Princeton-CDH / geniza

version 4.x of the Princeton Geniza Project
https://geniza.princeton.edu
Apache License 2.0
11 stars 2 forks source link

As a front-end user, I want to use fields in my keyword searches so I can make my searches more specific and targeted. #494

Closed rlskoeser closed 2 years ago

rlskoeser commented 2 years ago

Enable field searching like we have on PPA based on the fields we already have indexed.

testing notes

In the keyword search box on the public site, you will be able to use fields to search within specific content, using syntax like field:text or field:"exact phrase" — these can be combined with other search fields or booleans like AND, NOT (default is OR)

these are the fields that are currently available:

Note: the same logic should also work in the admin document search.

revisions after testing:

rlskoeser commented 2 years ago

question: we use plurals on tags and old pgpids because it makes sense to us in the code (since they can be multiple), but would singular make more sense for someone searching?

richmanrachel commented 2 years ago

@rlskoeser - I just searched "pgpid: 1259" and while the first result is indeed that document, there were two other results pulled that had a date of 1259 CE in the description. Is this expected behavior?
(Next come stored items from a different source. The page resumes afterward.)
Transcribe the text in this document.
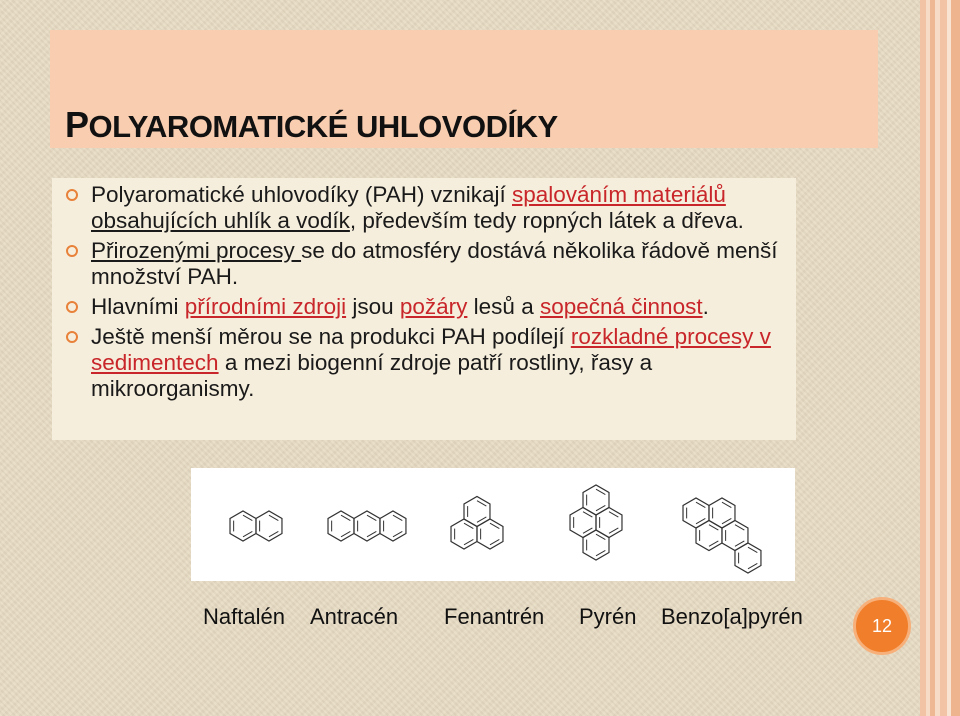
POLYAROMATICKÉ UHLOVODÍKY
Polyaromatické uhlovodíky (PAH) vznikají spalováním materiálů obsahujících uhlík a vodík, především tedy ropných látek a dřeva.
Přirozenými procesy se do atmosféry dostává několika řádově menší množství PAH.
Hlavními přírodními zdroji jsou požáry lesů a sopečná činnost.
Ještě menší měrou se na produkci PAH podílejí rozkladné procesy v sedimentech a mezi biogenní zdroje patří rostliny, řasy a mikroorganismy.
Naftalén Antracén Fenantrén Pyrén Benzo[a]pyrén	12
rlskoeser commented 2 years ago

@richmanrachel you need to remove the space between the colon and the value you want to search on in that field

richmanrachel commented 2 years ago

@rlskoeser - great! That field works now. I'll test the rest after lunch :)

richmanrachel commented 2 years ago

Also, @rlskoeser, I forget - isn't the first line of the transcription always supposed to show in the search results? It's not currently, unless the search term is in the transcription.
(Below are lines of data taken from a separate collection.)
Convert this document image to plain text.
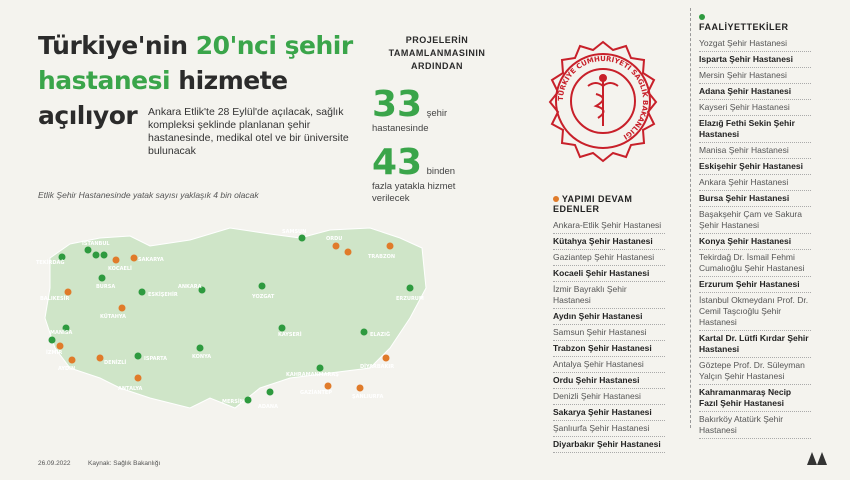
Türkiye'nin 20'nci şehir
hastanesi hizmete
açılıyor	Ankara Etlik'te 28 Eylül'de açılacak, sağlık kompleksi şeklinde planlanan şehir hastanesinde, medikal otel ve bir üniversite bulunacak
Etlik Şehir Hastanesinde yatak sayısı yaklaşık 4 bin olacak
PROJELERİN TAMAMLANMASININ ARDINDAN
33 şehir
hastanesinde
43 binden
fazla yatakla hizmet verilecek
TÜRKİYE CUMHURİYETİ SAĞLIK BAKANLIĞI
TEKİRDAĞ
İSTANBUL
KOCAELİ
SAKARYA
BURSA
BALIKESİR
ESKİŞEHİR
ANKARA
YOZGAT
SAMSUN
ORDU
TRABZON
ERZURUM
MANİSA
İZMİR
AYDIN
DENİZLİ
ISPARTA	KONYA
KAYSERİ	ELAZIĞ
KAHRAMANMARAŞ
DİYARBAKIR
GAZİANTEP
MERSİN
ADANA
ANTALYA
KÜTAHYA
ŞANLIURFA
YAPIMI DEVAM EDENLER
Ankara-Etlik Şehir Hastanesi
Kütahya Şehir Hastanesi
Gaziantep Şehir Hastanesi
Kocaeli Şehir Hastanesi
İzmir Bayraklı Şehir Hastanesi
Aydın Şehir Hastanesi
Samsun Şehir Hastanesi
Trabzon Şehir Hastanesi
Antalya Şehir Hastanesi
Ordu Şehir Hastanesi
Denizli Şehir Hastanesi
Sakarya Şehir Hastanesi
Şanlıurfa Şehir Hastanesi
Diyarbakır Şehir Hastanesi

FAALİYETTEKİLER
Yozgat Şehir Hastanesi
Isparta Şehir Hastanesi
Mersin Şehir Hastanesi
Adana Şehir Hastanesi
Kayseri Şehir Hastanesi
Elazığ Fethi Sekin Şehir Hastanesi
Manisa Şehir Hastanesi
Eskişehir Şehir Hastanesi
Ankara Şehir Hastanesi
Bursa Şehir Hastanesi
Başakşehir Çam ve Sakura Şehir Hastanesi
Konya Şehir Hastanesi
Tekirdağ Dr. İsmail Fehmi Cumalıoğlu Şehir Hastanesi
Erzurum Şehir Hastanesi
İstanbul Okmeydanı Prof. Dr. Cemil Taşcıoğlu Şehir Hastanesi
Kartal Dr. Lütfi Kırdar Şehir Hastanesi
Göztepe Prof. Dr. Süleyman Yalçın Şehir Hastanesi
Kahramanmaraş Necip Fazıl Şehir Hastanesi
Bakırköy Atatürk Şehir Hastanesi
26.09.2022	Kaynak: Sağlık Bakanlığı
rlskoeser commented 2 years ago

@richmanrachel thanks for the careful testing & feedback.

As usual, I get myself into trouble with these "extra" features that I throw in because there's always more involved than I think in getting things fully working! I suggest that we consider fields that aren't working well and aren't needed immediately to be not officially supported for now. We can revisit later on, and should probably consider in tandem with the search filters that Gissoo has designed which decided were not MVP.

field specific responses:

Questions:

Thanks for flagging the missing transcription, you're right that it should always show if there is one. I'll check on that.

richmanrachel commented 2 years ago

@rlskoeser - great, thanks!

Do you expect that terms used in advanced search fields should not be used to highlight keywords in context in transcription & description?

  • Given the state of our tags, it probably does make sense to keep the highlighted keywords from elsewhere.

Do you prefer old_pgpid and tag to old_pgpids and tags ?

  • Yes, singular is much more intuitive since you're only searching for one at a time.
richmanrachel commented 2 years ago

As for tags not working, it just seems odd that the first result isn't the only document tagged with this title: image And for Marina, she was searching tags:"state" and it only comes up with descriptions with the word, rather than the tags as well.

rlskoeser commented 2 years ago

Thanks for the examples of problematic tag searches, will investigate!

rlskoeser commented 2 years ago

@richmanrachel I have made some changes based on your first round testing feedback, please test the following:

I couldn't duplicate the problems you were having with tags; I wonder if the Solr index was out of date when you were testing before, although I'm not sure if that would cause the problems you identified.

One thing that you should be aware of, which does apply with the search on tag:state is that at some point, we made a change so that we do not display all the tags on the search results page. I checked the logic: we are alphabetizing and then showing the first five (unfortunately, we don't even display an indicator that there are more tags than the ones being shown! We should at least do that). In the case of the tag "state", there are documents with numerous tags where state is later in the alphabet, so it doesn't show up on the list view — but for everyone I looked at, when I clicked into the document details it did have that tag.

This makes me think we may need to revisit limiting the tags on the search page... it seems pretty problematic that you can search by tag and not see the tag when it does actually match.

richmanrachel commented 2 years ago

@rlskoeser - everything works!

But yes, I agree we need to revisit the limited tags. Is there a way to make it work like the transcription text, so that the first 5 display automatically but if a search term includes part of the text, the search results show that part of the transcription?

rlskoeser commented 2 years ago

@richmanrachel I'm not sure of an easy way to display tags that match the search, but will think about it. Is 5 enough by default or should we increase? I think we could add something like (+ N more tags) when we don't display all.

richmanrachel commented 2 years ago

@rlskoeser - it's hard to say what a good number is, because some docs have so many and others have none. But I'm okay with a +N more tags idea!